During the middle and high school years, teens experiment with new identities and new relationships. Every relationship, no matter now short or casual, is a rich learning opportunity that lays the groundwork for future adult relationships. And yet, teaching and talking about the skills necessary to engage in negotiation and ask for consent rarely happens. In my daughter’s words: no one does that.

When we asked middle school boys what consent means, here’s what they said:

  • “I’ve never heard that word, like, in a relationship.”
  • “It’s like, you have to have parent’s consent to order that movie, so like permission?”
  • “Talk about it?”
  • “I don’t know I’m as confused as you!”

Perhaps even more concerning: teen boys explained that their friend/partner saying “no” to them was something they took personally. A rejection.

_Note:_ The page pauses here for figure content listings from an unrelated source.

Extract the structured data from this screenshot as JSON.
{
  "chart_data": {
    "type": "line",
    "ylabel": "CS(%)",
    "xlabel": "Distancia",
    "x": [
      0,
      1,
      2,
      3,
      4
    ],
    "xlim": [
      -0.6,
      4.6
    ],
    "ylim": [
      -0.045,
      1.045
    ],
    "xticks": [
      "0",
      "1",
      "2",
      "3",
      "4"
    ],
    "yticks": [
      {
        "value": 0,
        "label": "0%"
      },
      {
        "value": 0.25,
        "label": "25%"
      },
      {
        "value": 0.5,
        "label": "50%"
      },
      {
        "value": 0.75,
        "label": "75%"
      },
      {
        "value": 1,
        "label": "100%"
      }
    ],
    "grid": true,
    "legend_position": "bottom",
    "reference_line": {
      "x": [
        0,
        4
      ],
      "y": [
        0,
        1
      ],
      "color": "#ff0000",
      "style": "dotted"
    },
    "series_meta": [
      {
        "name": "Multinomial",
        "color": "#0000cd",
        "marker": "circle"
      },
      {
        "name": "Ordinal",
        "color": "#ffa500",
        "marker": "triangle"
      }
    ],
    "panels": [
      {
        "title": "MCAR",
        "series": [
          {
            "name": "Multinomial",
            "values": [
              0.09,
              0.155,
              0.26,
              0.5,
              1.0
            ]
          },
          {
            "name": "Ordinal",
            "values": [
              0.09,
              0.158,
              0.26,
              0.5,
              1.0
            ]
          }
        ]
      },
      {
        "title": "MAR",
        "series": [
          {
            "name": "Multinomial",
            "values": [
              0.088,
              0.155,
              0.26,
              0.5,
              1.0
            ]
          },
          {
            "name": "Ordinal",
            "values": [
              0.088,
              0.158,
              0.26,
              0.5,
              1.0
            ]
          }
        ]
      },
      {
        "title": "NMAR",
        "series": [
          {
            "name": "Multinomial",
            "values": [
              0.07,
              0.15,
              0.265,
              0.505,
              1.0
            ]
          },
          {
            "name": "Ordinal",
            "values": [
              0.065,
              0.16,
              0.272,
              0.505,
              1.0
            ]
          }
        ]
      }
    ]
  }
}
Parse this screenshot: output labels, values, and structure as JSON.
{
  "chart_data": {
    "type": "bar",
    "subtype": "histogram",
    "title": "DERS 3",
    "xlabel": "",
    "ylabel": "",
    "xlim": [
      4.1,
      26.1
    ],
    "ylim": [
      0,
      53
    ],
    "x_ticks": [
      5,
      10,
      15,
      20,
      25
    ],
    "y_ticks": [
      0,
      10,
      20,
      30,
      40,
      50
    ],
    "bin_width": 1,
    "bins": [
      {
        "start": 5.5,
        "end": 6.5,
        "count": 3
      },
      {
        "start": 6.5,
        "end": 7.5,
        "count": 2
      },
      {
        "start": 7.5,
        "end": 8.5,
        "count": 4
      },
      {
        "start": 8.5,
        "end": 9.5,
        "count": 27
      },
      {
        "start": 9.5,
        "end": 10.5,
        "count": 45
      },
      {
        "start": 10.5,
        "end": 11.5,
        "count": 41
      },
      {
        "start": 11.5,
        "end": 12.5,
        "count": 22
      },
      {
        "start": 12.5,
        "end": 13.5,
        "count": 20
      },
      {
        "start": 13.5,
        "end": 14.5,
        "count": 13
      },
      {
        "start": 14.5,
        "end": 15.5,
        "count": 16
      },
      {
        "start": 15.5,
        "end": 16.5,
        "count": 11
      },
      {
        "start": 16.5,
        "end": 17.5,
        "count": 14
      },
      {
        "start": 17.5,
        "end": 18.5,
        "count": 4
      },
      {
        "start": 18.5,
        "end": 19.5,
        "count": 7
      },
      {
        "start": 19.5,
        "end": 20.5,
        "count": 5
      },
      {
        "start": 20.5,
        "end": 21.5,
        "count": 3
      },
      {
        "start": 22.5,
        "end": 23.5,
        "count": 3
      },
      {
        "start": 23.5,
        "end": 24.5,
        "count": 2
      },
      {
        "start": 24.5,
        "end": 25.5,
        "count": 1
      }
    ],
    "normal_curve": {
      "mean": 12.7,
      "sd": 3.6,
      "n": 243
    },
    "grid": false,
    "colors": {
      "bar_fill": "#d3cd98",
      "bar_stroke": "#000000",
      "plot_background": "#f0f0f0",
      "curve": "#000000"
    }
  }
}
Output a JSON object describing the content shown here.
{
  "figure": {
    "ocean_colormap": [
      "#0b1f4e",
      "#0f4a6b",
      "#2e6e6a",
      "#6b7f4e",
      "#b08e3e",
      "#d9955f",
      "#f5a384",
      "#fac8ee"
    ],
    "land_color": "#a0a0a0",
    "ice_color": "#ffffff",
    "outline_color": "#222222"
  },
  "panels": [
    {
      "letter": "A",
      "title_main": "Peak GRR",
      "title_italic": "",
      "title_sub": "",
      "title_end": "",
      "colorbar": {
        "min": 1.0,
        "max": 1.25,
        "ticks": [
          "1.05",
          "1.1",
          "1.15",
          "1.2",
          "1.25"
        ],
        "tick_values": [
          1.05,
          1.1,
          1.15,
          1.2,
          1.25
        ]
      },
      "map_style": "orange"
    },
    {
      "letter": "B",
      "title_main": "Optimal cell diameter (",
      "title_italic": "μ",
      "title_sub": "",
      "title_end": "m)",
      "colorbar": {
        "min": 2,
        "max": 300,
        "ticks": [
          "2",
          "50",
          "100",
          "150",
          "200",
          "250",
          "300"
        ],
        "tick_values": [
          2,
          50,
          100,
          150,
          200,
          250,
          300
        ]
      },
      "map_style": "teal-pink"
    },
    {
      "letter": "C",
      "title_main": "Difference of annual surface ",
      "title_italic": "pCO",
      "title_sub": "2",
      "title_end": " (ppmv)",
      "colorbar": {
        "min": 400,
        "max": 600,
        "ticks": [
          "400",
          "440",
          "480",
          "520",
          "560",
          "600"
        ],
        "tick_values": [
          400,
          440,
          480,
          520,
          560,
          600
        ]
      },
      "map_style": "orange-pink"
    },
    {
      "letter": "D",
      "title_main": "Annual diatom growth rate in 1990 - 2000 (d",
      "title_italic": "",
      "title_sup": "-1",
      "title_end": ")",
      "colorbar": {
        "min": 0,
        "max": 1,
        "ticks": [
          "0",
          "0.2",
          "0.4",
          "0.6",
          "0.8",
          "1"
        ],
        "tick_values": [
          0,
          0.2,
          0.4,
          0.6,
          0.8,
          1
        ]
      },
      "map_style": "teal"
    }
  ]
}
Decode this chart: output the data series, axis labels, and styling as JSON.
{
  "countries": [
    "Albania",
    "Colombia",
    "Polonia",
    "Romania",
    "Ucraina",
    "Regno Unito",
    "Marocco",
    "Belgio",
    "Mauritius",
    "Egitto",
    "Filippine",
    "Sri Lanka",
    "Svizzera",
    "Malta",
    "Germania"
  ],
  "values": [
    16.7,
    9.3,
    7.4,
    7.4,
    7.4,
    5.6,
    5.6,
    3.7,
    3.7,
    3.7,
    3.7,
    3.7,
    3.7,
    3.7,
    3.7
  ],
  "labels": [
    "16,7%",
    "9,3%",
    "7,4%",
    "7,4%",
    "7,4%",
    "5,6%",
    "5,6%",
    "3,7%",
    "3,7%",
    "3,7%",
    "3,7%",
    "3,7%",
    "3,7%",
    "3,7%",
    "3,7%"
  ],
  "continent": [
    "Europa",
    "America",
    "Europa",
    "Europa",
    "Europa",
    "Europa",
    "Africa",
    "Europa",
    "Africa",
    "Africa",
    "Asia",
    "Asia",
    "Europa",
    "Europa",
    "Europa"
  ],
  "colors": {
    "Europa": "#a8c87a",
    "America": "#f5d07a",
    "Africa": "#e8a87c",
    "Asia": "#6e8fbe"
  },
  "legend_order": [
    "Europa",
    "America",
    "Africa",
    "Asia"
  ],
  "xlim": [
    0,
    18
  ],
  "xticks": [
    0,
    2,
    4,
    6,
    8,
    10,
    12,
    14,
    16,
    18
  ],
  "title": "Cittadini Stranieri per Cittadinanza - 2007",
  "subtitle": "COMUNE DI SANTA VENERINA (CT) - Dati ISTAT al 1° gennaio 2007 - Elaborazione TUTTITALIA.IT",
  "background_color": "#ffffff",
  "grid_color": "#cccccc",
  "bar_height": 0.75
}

The Ask. Listen. Respect. video speaks simply and directly to young teens. It shows two teens (about 14 years old) practicing consent. They negotiate how they spend time together (“Want to watch a movie”? “Shoot hoops?”), each hearing a “yes” or a “no” respectfully. In the final scene, one teen asks if the other would like to kiss, and the teen responds with an enthusiastic “yes”. As they lean toward one another, the camera pans behind a tree, the scene ends, and the teens voice over: “Don’t worry about it being awkward, just say what you want…and ask first”.

Parent discussion guide COVER
photo from DO YOU discussion guide

We developed two discussion guides to accompany the video and promote conversations about respect, boundaries, and consent: one for parents, the other for facilitators of teen groups. All materials now live on our brand new Teach Consent microsite to make the materials most accessible to parents and facilitators.

The practices of consent and negotiation are essential to equitable, fulfilling relationships, regardless of a person’s age, regardless whether the relationship is romantic or platonic. Where physical intimacy is involved, these skills provide healthy counterweights to our culture’s pervasive narratives that intimacy “just happens”, and that coercion is sexy, while clear communication is not.

Teaching consent debunks the notion that we all magically just know what our partner wants, what feels good, what turns them on.

Where teens are involved, teaching consent and negotiation gives them tools to build empathy, deepen connection and trust, and helps prepare them to be responsible, respectful partners in future relationships.

To be clear: changing individual knowledge and behavior is one piece in the complex and layered puzzle of preventing sexual violence. Larger oppressive cultural forces related to power and agency, for example, shape individual experiences and choices. And while communication and negotiation are everyone’s responsibility, if a person chooses to move forward without getting clear consent from their partner, what follows may veer quickly into coercion and/or assault. The responsibility then lies solely with the person who advances. No one else’s.

Consent is the non-negotiable, bare minimum we should expect from our partners when it comes to physical intimacy. As such, it is one of the first and most essential concepts that should be taught. Precisely because it seems so foreign to teens at an age when they are experimenting with how to relate to their peers, precisely because many teens are entering into their first romantic relationships which set the tones for future relationships. Precisely because, at least at this point in our cultural evolution, “no one does that”.

 

Kate McCord is the Communications Director for the Action Alliance, a member of the Action Alliance prevention team, and a proud, grateful (and sometimes harried) mama of two truly incredible kids.